I’ve got a Max M3 with 64 GB ram and can run more than just toy models, even if ...

embedding-shape · 2025-12-29T01:21:49 1766971309

> Honestly, I think local LLMs are the future and we are just going to be doing hosted

Same here, otherwise I wouldn't be investing in local hardware :) But I'd be lying if I said I think it's ready for that today. I don't think the hardware as much to catch up with, it's the software that has a bunch of low hanging fruits available for performance and resource usage, since every release seems to favor "time to paper" above all else.

seanmcdirmid · 2025-12-29T02:23:14 1766974994

There are lots of things you can do on local hardware already, and you don’t have to worry about safeguards or token limits. There are lots of crazy models, especially Chinese ones, that have a lot of capabilities and aren’t just there for academic papers.

embedding-shape · 2025-12-29T11:45:56 1767008756

Again, put those under test with your private benchmarks, then compare the results with hosted models.

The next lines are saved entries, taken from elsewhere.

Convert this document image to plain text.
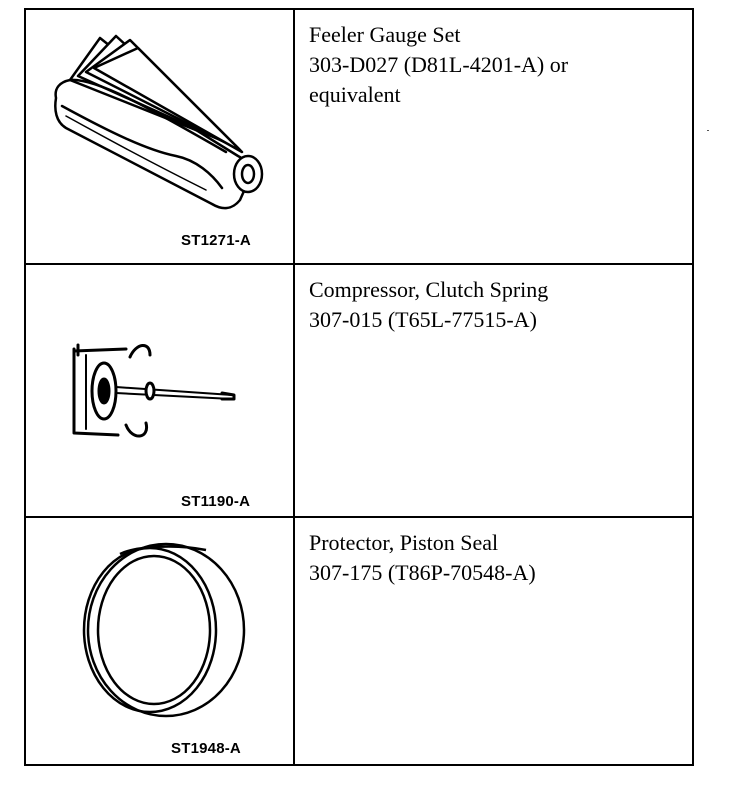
ST1271-A
Feeler Gauge Set
303-D027 (D81L-4201-A) or
equivalent
ST1190-A
Compressor, Clutch Spring
307-015 (T65L-77515-A)
ST1948-A
Protector, Piston Seal
307-175 (T86P-70548-A)
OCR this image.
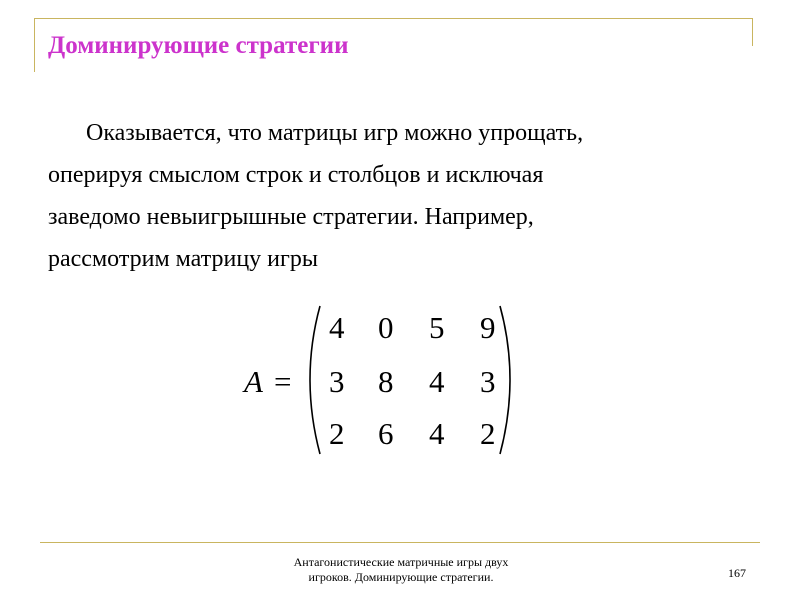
Доминирующие стратегии
Оказывается, что матрицы игр можно упрощать,
оперируя смыслом строк и столбцов и исключая
заведомо невыигрышные стратегии. Например,
рассмотрим матрицу игры
A =
4 0 5 9
3 8 4 3
2 6 4 2
Антагонистические матричные игры двух
игроков. Доминирующие стратегии.	167
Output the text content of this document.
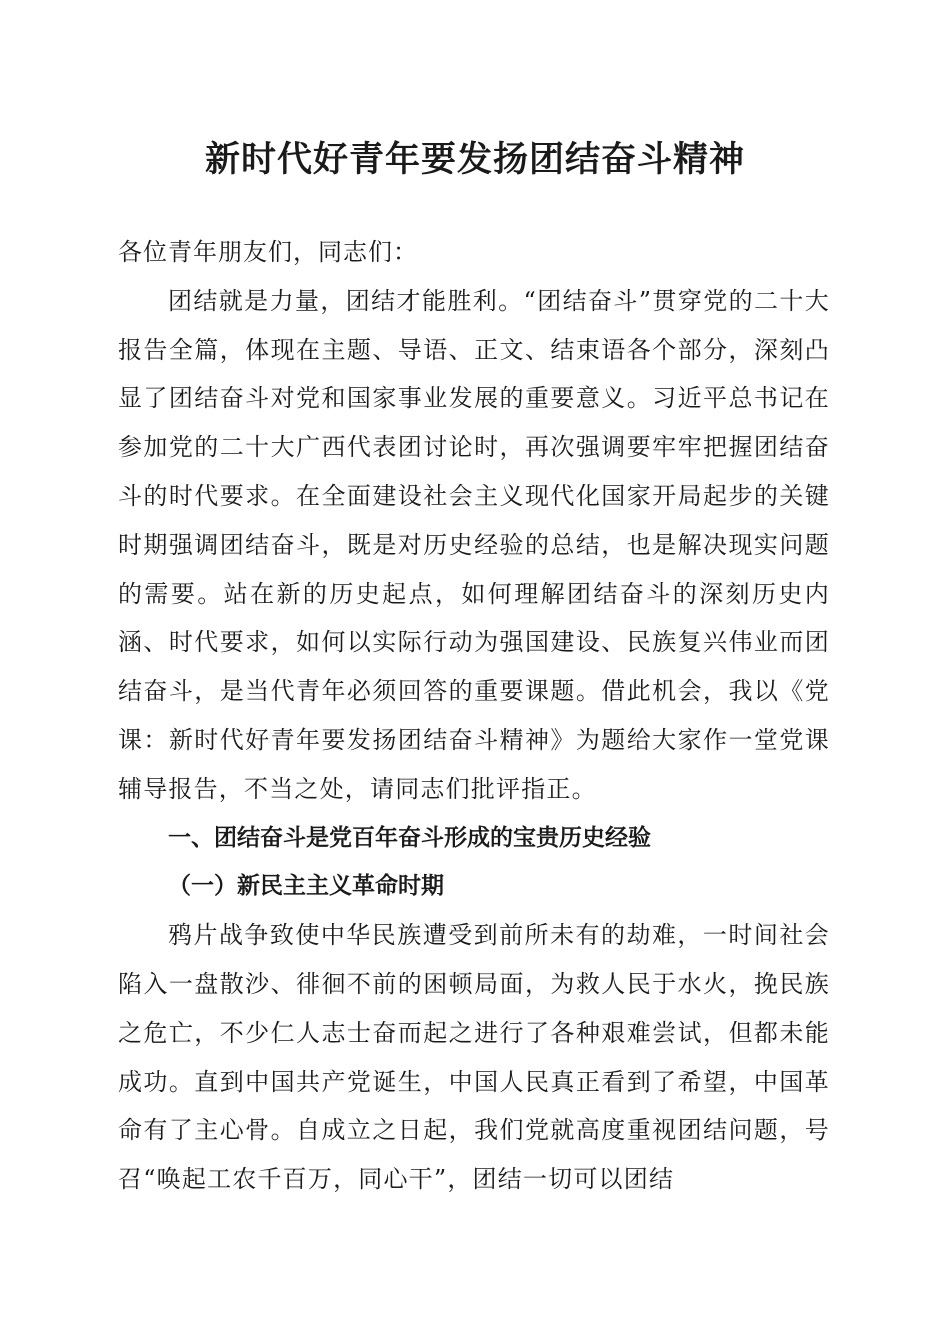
新时代好青年要发扬团结奋斗精神

各位青年朋友们，同志们：

团结就是力量，团结才能胜利。“团结奋斗”贯穿党的二十大报告全篇，体现在主题、导语、正文、结束语各个部分，深刻凸显了团结奋斗对党和国家事业发展的重要意义。习近平总书记在参加党的二十大广西代表团讨论时，再次强调要牢牢把握团结奋斗的时代要求。在全面建设社会主义现代化国家开局起步的关键时期强调团结奋斗，既是对历史经验的总结，也是解决现实问题的需要。站在新的历史起点，如何理解团结奋斗的深刻历史内涵、时代要求，如何以实际行动为强国建设、民族复兴伟业而团结奋斗，是当代青年必须回答的重要课题。借此机会，我以《党课：新时代好青年要发扬团结奋斗精神》为题给大家作一堂党课辅导报告，不当之处，请同志们批评指正。

一、团结奋斗是党百年奋斗形成的宝贵历史经验

（一）新民主主义革命时期

鸦片战争致使中华民族遭受到前所未有的劫难，一时间社会陷入一盘散沙、徘徊不前的困顿局面，为救人民于水火，挽民族之危亡，不少仁人志士奋而起之进行了各种艰难尝试，但都未能成功。直到中国共产党诞生，中国人民真正看到了希望，中国革命有了主心骨。自成立之日起，我们党就高度重视团结问题，号召“唤起工农千百万，同心干”，团结一切可以团结
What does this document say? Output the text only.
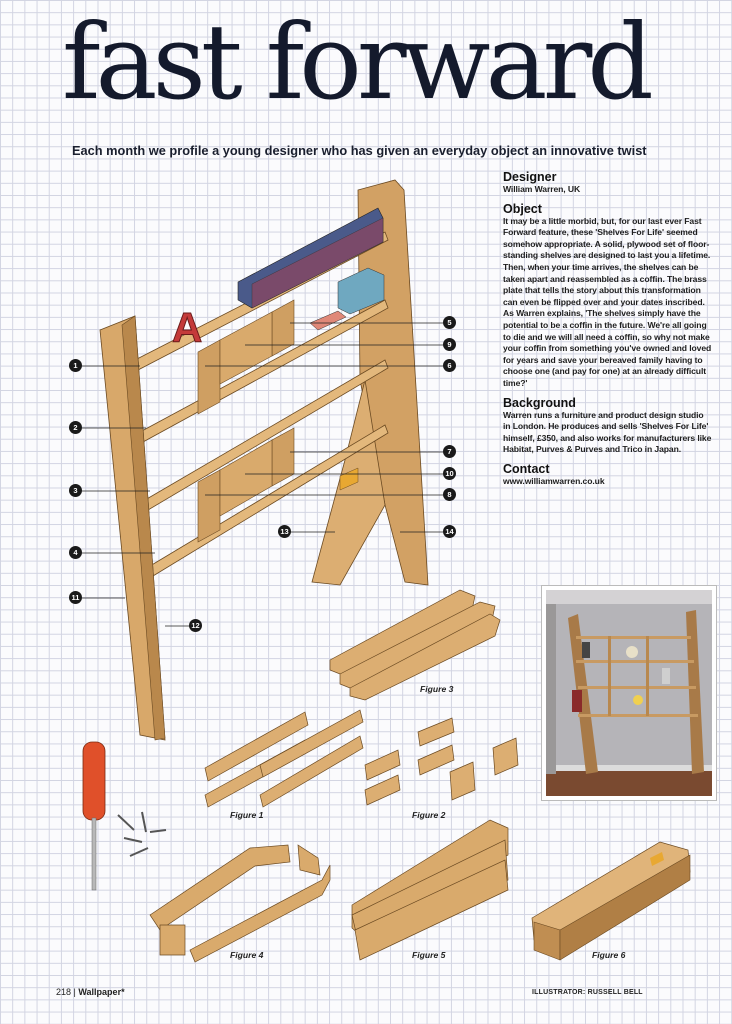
fast forward
Each month we profile a young designer who has given an everyday object an innovative twist
Designer

William Warren, UK

Object

It may be a little morbid, but, for our last ever Fast Forward feature, these 'Shelves For Life' seemed somehow appropriate. A solid, plywood set of floor-standing shelves are designed to last you a lifetime. Then, when your time arrives, the shelves can be taken apart and reassembled as a coffin. The brass plate that tells the story about this transformation can even be flipped over and your dates inscribed. As Warren explains, 'The shelves simply have the potential to be a coffin in the future. We're all going to die and we will all need a coffin, so why not make your coffin from something you've owned and loved for years and save your bereaved family having to choose one (and pay for one) at an already difficult time?'

Background

Warren runs a furniture and product design studio in London. He produces and sells 'Shelves For Life' himself, £350, and also works for manufacturers like Habitat, Purves & Purves and Trico in Japan.

Contact

www.williamwarren.co.uk

A
1
2
3
4
5
6
7
8
9
10
11
12
13	14
Figure 3
Figure 1	Figure 2
Figure 4	Figure 5	Figure 6
218 | Wallpaper*	ILLUSTRATOR: RUSSELL BELL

I'm not saying it's completely useless, or that I don't think it won't be better in the future. What I am saying is that even the top "weights available" models today really don't come close to today's SOTA. This is very clear when you have benchmarks to get hard concrete numbers that aren't influenced by public benchmarking data.

seanmcdirmid · 2025-12-29T23:13:24 1767050004

> even the top "weights available" models today really don't come close to today's SOTA.

This is the statement thatI'm disagreeing with. They do come close, even if they are somehow less, it is a fixed distance away where the hosted models aren't more than a magnitude better. Hosted models are still better, just not incredibly so.